Discover how the Cornwall Partnership NHS Foundation Trust is saving the equivalent of two nurses’ salaries per year by switching to an electric fleet, creating its own electricity with solar, and feeding surplus energy back into the National Grid.
We challenged Chris Hines – founding member of Surfers Against Sewage and former Sustainability Director of the Eden Project – to find some shining examples of UK businesses who put sustainability at the heart of everything they do.
A sustainable strategy
In the third and final episode of Electric Adventures: The Business Edition, Chris visited the inspiring Cornwall Partnership NHS Foundation Trust. A customer of EDF Energy, the organisation is seeing real benefits from its sustainability initiatives.
Chris visited Trevellis House in Liskeard, which serves as a community hub for NHS staff providing mental health and dementia services to the Cornish community. The nurses provide vital services across a large area of Cornwall through domestic visits, so they need access to a reliable fleet of small cars.
In 2014, Neil Hudson, the Transport Manager for the Trust, was looking for the most environmentally friendly option for the miles that nurses have to travel during their shifts. Realising that a fully-electric fleet would make the greatest difference, the trust made the decision to invest in the first-generation Renault Zoe. A grant from the Department of Health enabled it to buy 15 electric vehicles (EVs) and install the charging infrastructure to support them.
The grant also helped the Trust install its own solar PV system at Trevellis House, which generates 40,000kWh of electricity per year. Around half of this power is used to charge the cars and satisfy energy demands on site - such as security, lighting, servers, fire alarms, CCTV and other building services. The remainder is exported to the National Grid, providing clean renewable energy for surrounding homes and businesses. The result? An annual saving of 20 tonnes of CO2.
Coupled with the electric fleet's lower operational costs, the trust's solar panels have saved money, delivering savings equivalent to the annual salaries of two nurses. Overall, the change has had huge community and environmental benefits, as well as helping the trust do more with limited resources.
The journey to electric
The entire project is a clear fit with one of the trust's core objectives: to act in an environmentally sustainable manner. In 2008 it was one of the first NHS organisations in the UK to commit to a carbon-reduction strategy. It set a target to reduce energy consumption by 15% by 2015 - and achieved this by some margin.
The trust's success with that target encouraged it to commit to a new, more ambitious strategy in 2016, which incorporates the NHS England carbon-reduction target of 28% by 2020. To support this, one of the main areas in which it wanted to further cut CO2 emissions was business travel.
Creating a healthy environment for work and living
For public health bodies in particular there's a further incentive to reduce emissions. According to Public Health England, air pollution is the biggest environmental threat to health in the UK, accounting for between 28,000 and 36,000 deaths each year(2).
So the low-carbon choices that the trust is making are not only helping to reduce its carbon footprint, but also its role in creating the air pollution that impacts on human health.
Like all qualifying organisations, the trust can benefit from government grants available to accelerate the adoption of cleaner vehicles. The Workplace Charging Scheme, for example, enables any business, charity or public authority to claim a grant of up to £500 towards each charging point they install. Additionally, the plug-in grant subsidises the cost of electric cars by up to £3,500.

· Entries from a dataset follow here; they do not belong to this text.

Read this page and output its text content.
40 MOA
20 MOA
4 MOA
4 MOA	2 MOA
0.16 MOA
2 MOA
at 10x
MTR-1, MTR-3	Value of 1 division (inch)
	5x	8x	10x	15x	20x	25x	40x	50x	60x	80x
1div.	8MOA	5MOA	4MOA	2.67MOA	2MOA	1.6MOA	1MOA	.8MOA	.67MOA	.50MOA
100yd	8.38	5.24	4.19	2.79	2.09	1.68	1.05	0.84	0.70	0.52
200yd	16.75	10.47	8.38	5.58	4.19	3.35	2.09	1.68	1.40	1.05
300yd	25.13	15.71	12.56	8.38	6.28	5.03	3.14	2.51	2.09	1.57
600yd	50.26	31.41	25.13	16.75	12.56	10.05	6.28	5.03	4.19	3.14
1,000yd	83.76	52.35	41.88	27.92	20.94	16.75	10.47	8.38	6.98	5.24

There's support, too, for organisations who want to offset the cost of their EV investments by generating revenue. For example, EDF Energy's end-to-end charging solutions are provided in partnership with EO, whose EO Cloud management software allows businesses to set pricing for customers using charging points.

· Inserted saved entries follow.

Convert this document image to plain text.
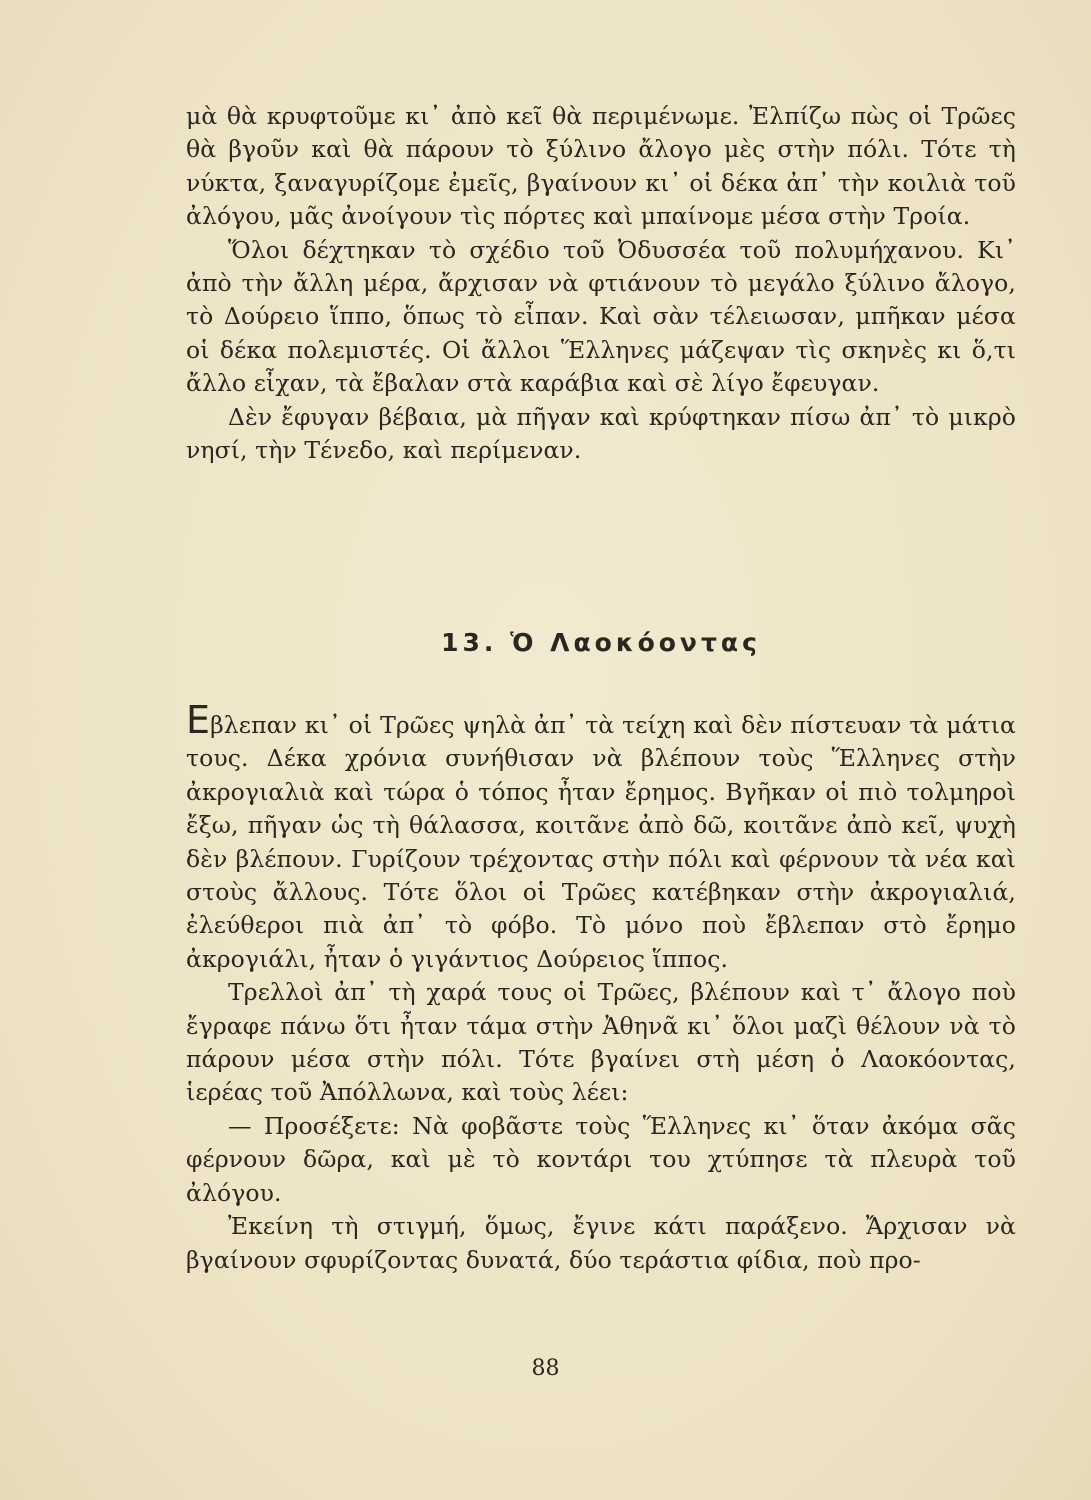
μὰ θὰ κρυφτοῦμε κι᾽ ἀπὸ κεῖ θὰ περιμένωμε. Ἐλπίζω πὼς οἱ Τρῶες θὰ βγοῦν καὶ θὰ πάρουν τὸ ξύλινο ἄλογο μὲς στὴν πόλι. Τότε τὴ νύκτα, ξαναγυρίζομε ἐμεῖς, βγαίνουν κι᾽ οἱ δέκα ἀπ᾽ τὴν κοιλιὰ τοῦ ἀλόγου, μᾶς ἀνοίγουν τὶς πόρτες καὶ μπαίνομε μέσα στὴν Τροία.

Ὅλοι δέχτηκαν τὸ σχέδιο τοῦ Ὀδυσσέα τοῦ πολυμήχανου. Κι᾽ ἀπὸ τὴν ἄλλη μέρα, ἄρχισαν νὰ φτιάνουν τὸ μεγάλο ξύλινο ἄλογο, τὸ Δούρειο ἵππο, ὅπως τὸ εἶπαν. Καὶ σὰν τέλειωσαν, μπῆκαν μέσα οἱ δέκα πολεμιστές. Οἱ ἄλλοι Ἕλληνες μάζεψαν τὶς σκηνὲς κι ὅ,τι ἄλλο εἶχαν, τὰ ἔβαλαν στὰ καράβια καὶ σὲ λίγο ἔφευγαν.

Δὲν ἔφυγαν βέβαια, μὰ πῆγαν καὶ κρύφτηκαν πίσω ἀπ᾽ τὸ μικρὸ νησί, τὴν Τένεδο, καὶ περίμεναν.

13. Ὁ Λαοκόοντας

Εβλεπαν κι᾽ οἱ Τρῶες ψηλὰ ἀπ᾽ τὰ τείχη καὶ δὲν πίστευαν τὰ μάτια τους. Δέκα χρόνια συνήθισαν νὰ βλέπουν τοὺς Ἕλληνες στὴν ἀκρογιαλιὰ καὶ τώρα ὁ τόπος ἦταν ἔρημος. Βγῆκαν οἱ πιὸ τολμηροὶ ἔξω, πῆγαν ὡς τὴ θάλασσα, κοιτᾶνε ἀπὸ δῶ, κοιτᾶνε ἀπὸ κεῖ, ψυχὴ δὲν βλέπουν. Γυρίζουν τρέχοντας στὴν πόλι καὶ φέρνουν τὰ νέα καὶ στοὺς ἄλλους. Τότε ὅλοι οἱ Τρῶες κατέβηκαν στὴν ἀκρογιαλιά, ἐλεύθεροι πιὰ ἀπ᾽ τὸ φόβο. Τὸ μόνο ποὺ ἔβλεπαν στὸ ἔρημο ἀκρογιάλι, ἦταν ὁ γιγάντιος Δούρειος ἵππος.

Τρελλοὶ ἀπ᾽ τὴ χαρά τους οἱ Τρῶες, βλέπουν καὶ τ᾽ ἄλογο ποὺ ἔγραφε πάνω ὅτι ἦταν τάμα στὴν Ἀθηνᾶ κι᾽ ὅλοι μαζὶ θέλουν νὰ τὸ πάρουν μέσα στὴν πόλι. Τότε βγαίνει στὴ μέση ὁ Λαοκόοντας, ἱερέας τοῦ Ἀπόλλωνα, καὶ τοὺς λέει:

— Προσέξετε: Νὰ φοβᾶστε τοὺς Ἕλληνες κι᾽ ὅταν ἀκόμα σᾶς φέρνουν δῶρα, καὶ μὲ τὸ κοντάρι του χτύπησε τὰ πλευρὰ τοῦ ἀλόγου.

Ἐκείνη τὴ στιγμή, ὅμως, ἔγινε κάτι παράξενο. Ἄρχισαν νὰ βγαίνουν σφυρίζοντας δυνατά, δύο τεράστια φίδια, ποὺ προ-

88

The Cornwall Partnership NHS Foundation Trust's experience shows that even in rural areas, the lengthening range of EVs and the UK's rapidly expanding charging network make electric fleets a practical option - even for the delivery of vital response services.
So there you have it, an organisation that has made an electric fleet work for them in rural Cornwall. Proving that the infrastructure is available whether your business is based in urban or rural areas.
EDF Energy’s role
We’re proud that the Cornwall Partnership NHS Foundation Trust are one of our customers. We’re helping support the business by providing the infrastructure they need. Our large business energy solutions mean they can continue to offer a brilliant care service at no cost to the planet.